Douaa Sheet

Grant Type

Dissertation Fieldwork Grant

Institutional Affiliation

New York, Graduate Center, City U. of

Grant number

Gr. 9357

Approve Date

October 5, 2016

Project Title

Sheet, Douaa, City U. of New York, Graduate Center, New York, NY - To aid research on 'The Politics of 'Dignity' in Post-Uprising Tunisia: Transitional Justice, Social Suffering, and Shifting Fault Lines,' supervised by Dr. Vincent Crapanzano

DOUAA SHEET, then a graduates student at City University of New York, Graduate Center, New York, New York, was awarded funding in October 2016 to aid research on ‘The Politics of ‘Dignity’ in Post-Uprising Tunisia: Transitional Justice, Social Suffering, and Shifting Fault Lines,’ supervised by Dr. Vincent Crapanzano. This project is a historical and ethnographic study of ‘dignity’ (kar_m_): the moral demand that mobilized the 2011 Tunisian uprising and dominated the social and political scene in its aftermath. Through the lens of the Truth and Dignity Commission (TDC)’the heated controversies that have surrounded its work, public hearings, demonstrations protesting its proceedings, interviews with its commissioners and staff, participation in its national consultations, and a reading of its internal laws and reports’this study investigates the role of moral values in mobilizing social movements.

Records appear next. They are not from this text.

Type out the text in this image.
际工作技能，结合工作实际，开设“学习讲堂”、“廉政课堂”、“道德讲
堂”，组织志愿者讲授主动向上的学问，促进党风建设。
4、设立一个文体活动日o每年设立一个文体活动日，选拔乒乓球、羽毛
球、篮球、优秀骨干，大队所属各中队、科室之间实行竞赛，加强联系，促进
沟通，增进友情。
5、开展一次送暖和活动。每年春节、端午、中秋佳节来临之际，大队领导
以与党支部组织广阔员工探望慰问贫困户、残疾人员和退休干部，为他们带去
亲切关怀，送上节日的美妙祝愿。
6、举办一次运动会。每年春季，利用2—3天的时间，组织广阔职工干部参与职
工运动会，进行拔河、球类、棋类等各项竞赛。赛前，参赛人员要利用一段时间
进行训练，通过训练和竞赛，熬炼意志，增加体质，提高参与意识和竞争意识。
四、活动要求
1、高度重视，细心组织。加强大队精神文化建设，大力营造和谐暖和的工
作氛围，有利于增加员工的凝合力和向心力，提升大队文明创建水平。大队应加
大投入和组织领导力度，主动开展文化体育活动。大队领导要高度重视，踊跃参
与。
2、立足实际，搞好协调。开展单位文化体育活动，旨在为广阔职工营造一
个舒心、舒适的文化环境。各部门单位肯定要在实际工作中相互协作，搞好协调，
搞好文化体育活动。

The competing moral traditions examined include: the Islamic tradition that gained more dominance with the rise of the Islamist Ennahda party to power after the uprising, the leftist understanding of dignity as employment, and the human rights discourse of dignity as recognition of past abuses represented by the TDC. Findings detailing how differential conceptions of dignity in Tunisia are used as moral grounds to legitimize certain models of militancy and disparage others are analyzed to identify the role of moral values in mobilizing the 2011 Arab Spring. This project advances studies of national reconciliation processes, social movements, the adjudication of human rights violations, and the changing role of women in the broader Middle East.